I can’t count myself as one of them, nor do I have profound knowledge of the game, but a crash course has taught me that the Antipodean teams often win, while the English team has a tougher time. Indeed, Sunday marked a crushing defeat for England against the Aussies in what media are calling a “bloodbath.”

But in the currency markets – a world more familiar to me than cricket – the tables are turned.

Sterling seems to have hit a 6, thanks to Bank of England Governor Mark Carney’s warnings about a rate hike “moving closer.”

Meanwhile, the Australian dollar (AUD), weighed down by commodity price weakness, is languishing at 6-year lows and the New Zealand dollar (NZD) is getting out for the golden duck (OK, enough with the cricket idioms now), having fallen some 17 percent against the U.S. dollar in 2015, not helped by the increasingly hawkish Federal Reserve.

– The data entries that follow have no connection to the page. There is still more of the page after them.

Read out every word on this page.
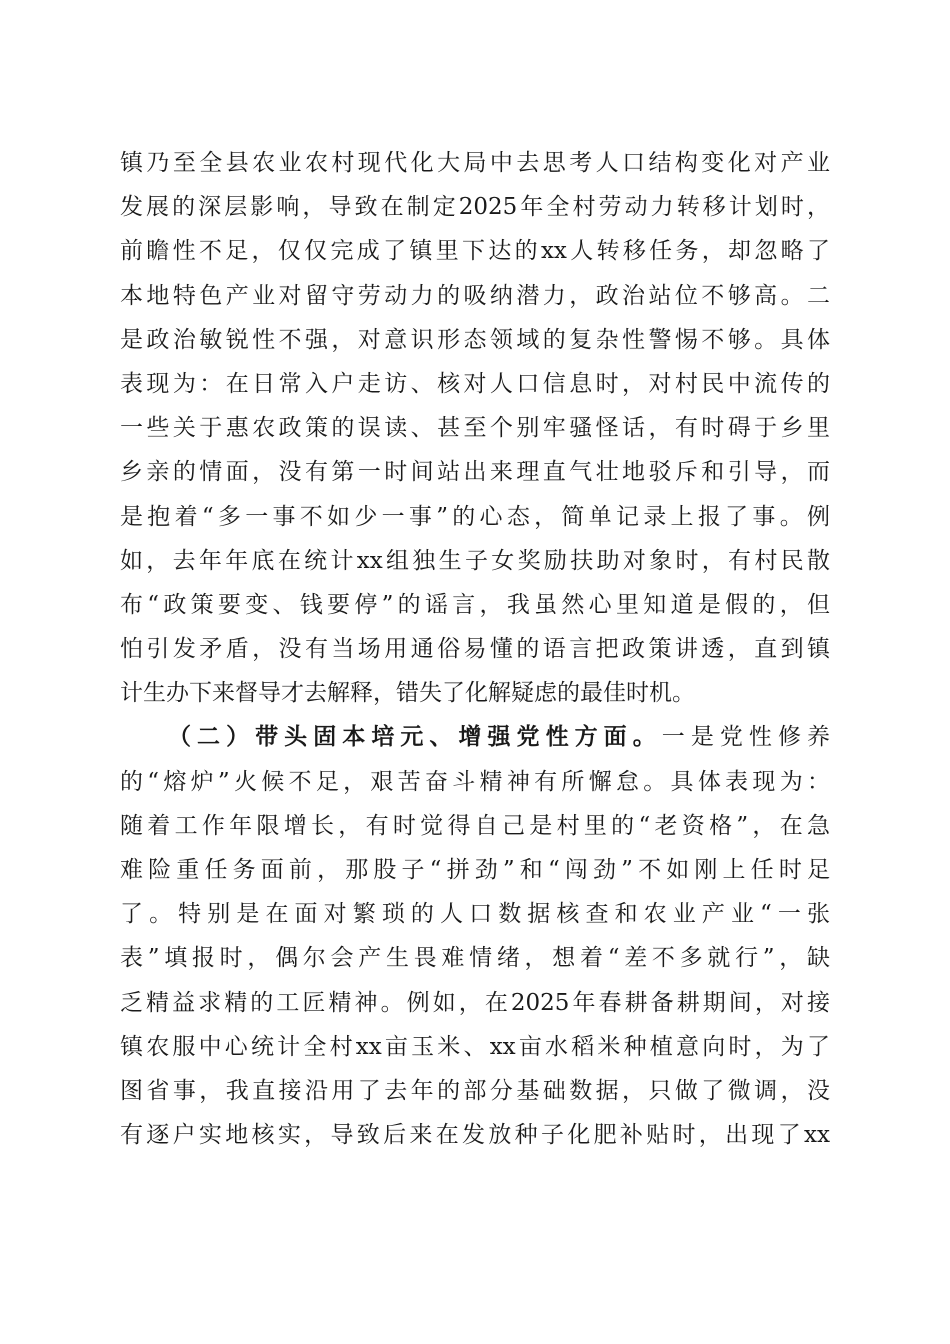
镇乃至全县农业农村现代化大局中去思考人口结构变化对产业
发展的深层影响，导致在制定2025年全村劳动力转移计划时，
前瞻性不足，仅仅完成了镇里下达的xx人转移任务，却忽略了
本地特色产业对留守劳动力的吸纳潜力，政治站位不够高。二
是政治敏锐性不强，对意识形态领域的复杂性警惕不够。具体
表现为：在日常入户走访、核对人口信息时，对村民中流传的
一些关于惠农政策的误读、甚至个别牢骚怪话，有时碍于乡里
乡亲的情面，没有第一时间站出来理直气壮地驳斥和引导，而
是抱着“多一事不如少一事”的心态，简单记录上报了事。例
如，去年年底在统计xx组独生子女奖励扶助对象时，有村民散
布“政策要变、钱要停”的谣言，我虽然心里知道是假的，但
怕引发矛盾，没有当场用通俗易懂的语言把政策讲透，直到镇
计生办下来督导才去解释，错失了化解疑虑的最佳时机。
（二）带头固本培元、增强党性方面。一是党性修养
的“熔炉”火候不足，艰苦奋斗精神有所懈怠。具体表现为：
随着工作年限增长，有时觉得自己是村里的“老资格”，在急
难险重任务面前，那股子“拼劲”和“闯劲”不如刚上任时足
了。特别是在面对繁琐的人口数据核查和农业产业“一张
表”填报时，偶尔会产生畏难情绪，想着“差不多就行”，缺
乏精益求精的工匠精神。例如，在2025年春耕备耕期间，对接
镇农服中心统计全村xx亩玉米、xx亩水稻米种植意向时，为了
图省事，我直接沿用了去年的部分基础数据，只做了微调，没
有逐户实地核实，导致后来在发放种子化肥补贴时，出现了xx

At the start of 2014, economists at HSBC called New Zealand’s economy the “rock star” of 2014. It was expected to outperform most other G-10 countries as a result of construction spending, the country’s booming housing market and — maybe most importantly — rising dairy prices supported by strong demand from China. New Zealand is the world’s biggest dairy exporter, accounting for a third of the world’s trade.

Even if you are no economist, you will have heard that the once-insatiable Chinese demand has since slowed. Dairy prices have gone bad. The price of skimmed milk powder has slumped by almost 50 percent over the last 12 months, according to Global Daily Trade. While the Reserve Bank of New Zealand (RBNZ) was the first G-10 central bank to hike rates after the crisis in 2014, it has now dramatically reversed course.